Craig Bakay | Jan 16, 2019
“Selling edibles isn’t legal yet, but if you want to make your own, it’s OK,” SSgt. Sharon Brown told the SALT lunch Friday at the Grace Centre in Sydenham. “So no bake sale brownies, OK?”
In fact, Brown used humour to make many of her important points during her presentation on what cannabis now being legal means in Ontario from a policing perspective.
“You can smoke cannabis in a private residence or anywhere it’s legal to smoke a cigarette or vape,” she said. “When you’re walking down the sidewalk in downtown Sydenham, don’t crack open a beer, but you can smoke a joint.”
Brown wasn’t being flippant, she was just making a point that one is governed by the Liquor Licensing Act and the other by the Smoke-Free Ontario Act and her audience certainly seemed to appreciate her candor.
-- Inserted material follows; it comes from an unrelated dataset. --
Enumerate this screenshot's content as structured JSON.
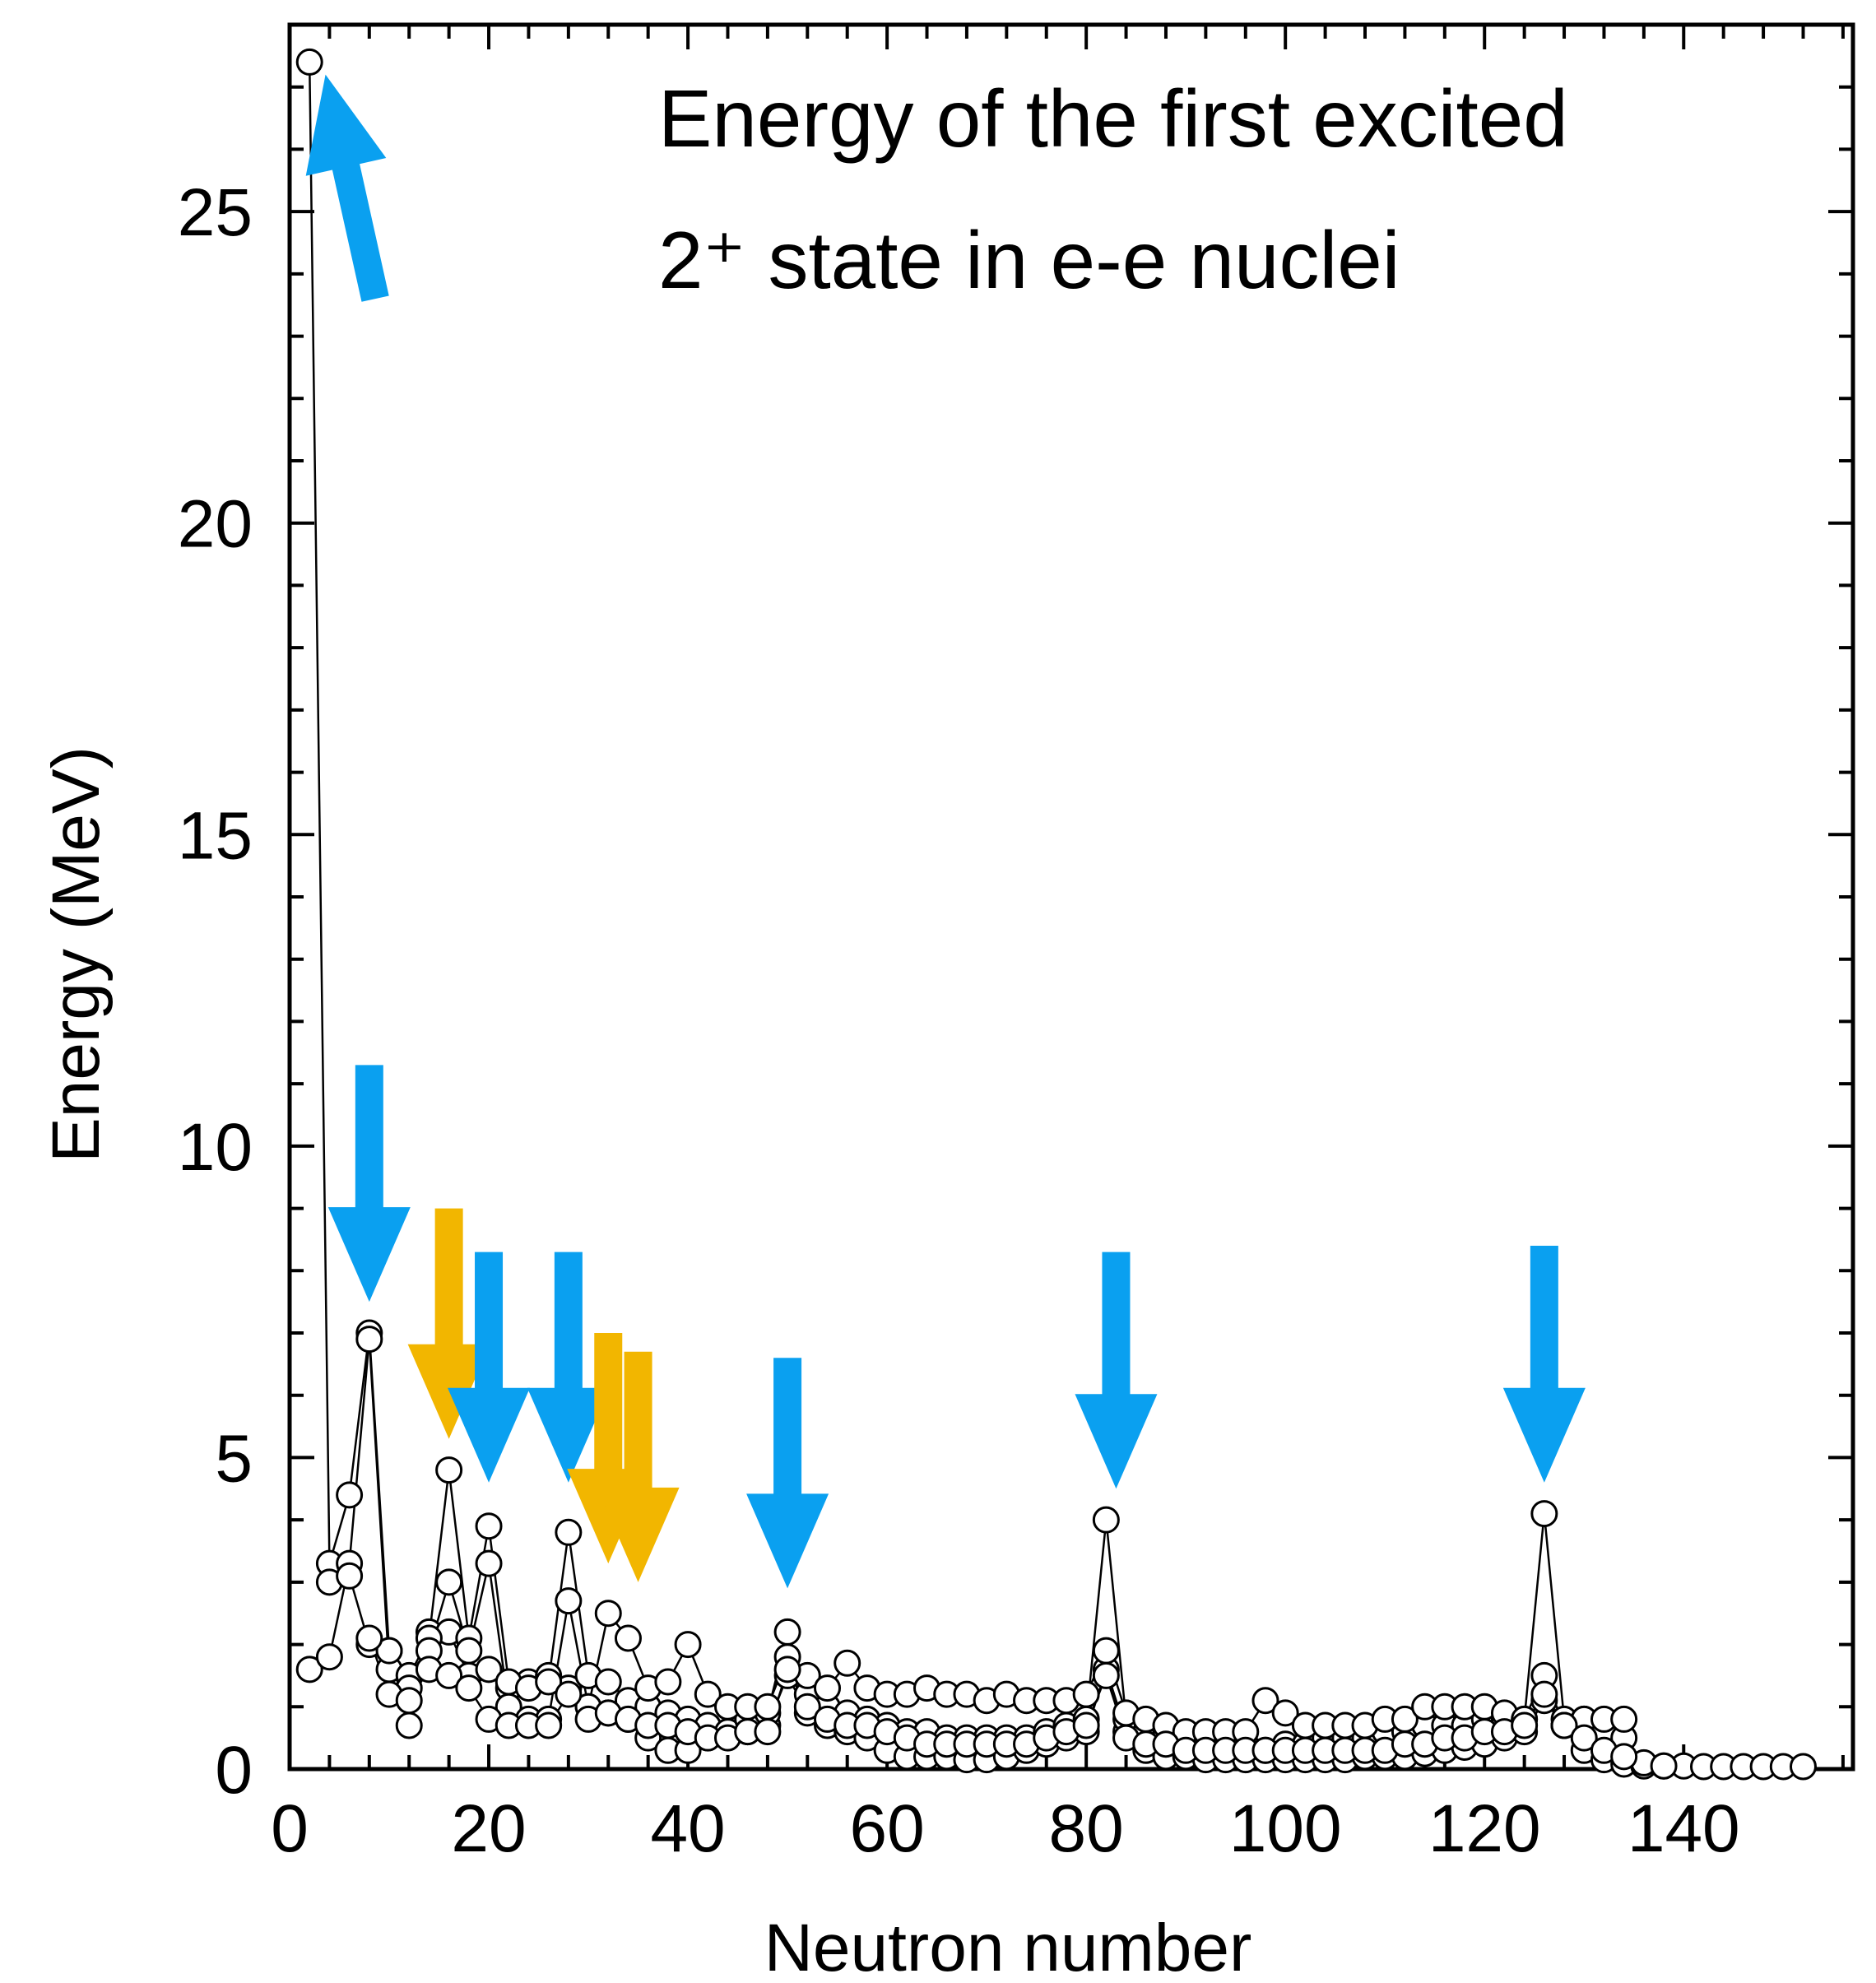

“In vehicles and boats, you can’t have cannabis available to the driver, which means passengers can’t be smoking it either,” she said. “Now, in the case of an RV, it can’t be available while the RV is moving, but once you’ve stopped for the night, it becomes your residence and then it’s OK.
“There’s no charges applicable if you’re riding a bicycle because a bicycle is not considered a motor vehicle.”
She did say that passengers in a motor vehicle can consume edibles if they’re in the passenger seat.
She said people 19 and over are allowed to have .30 grams of dried leaf in public but more than that can get you into trouble in varying degrees depending on the amount.
You can’t have products that have been made with solvents such as butane but you can grow your own plants (maximum four plants per residence, regardless of how many people live there.)
“If I come into your house and see four plants, it’s OK,” she said. “More than that and you’re likely getting charged.”
She said that Oct. 17, the day cannabis became legal in Canada “came and went and it was pretty non-descript” in this area at any rate.
She said the best thing about legalization is the effect it should have in cutting down on the illicit drug trade, helping to make marijuana laced with things like cocaine and fentanyl less available.
“Right now, the only legal way to get cannabis is at the online government store,” she said.
When asked about all the ‘pot shops’ in Deseronto, she said: “I’m going to do a Gretzky-like pass and not talk about that.”
She did say that police are concerned about drivers impaired by cannabis and they are sending more officers for training in how to spot in and conduct roadside testing.
But, they aren’t going to be using anything like a Breathalyzer just yet.
“The OPP are not going with screening devices right now,” she said. “I don’t want a machine that ‘might’ work.”
There is another SALT talk on cannabis scheduled for Jan. 25 in the Verona Free Methodist Church at 11:30 a.m.
There is no charge for SALT talks admission and lunch is provided. The lunch at the Grace Centre was particularlly good.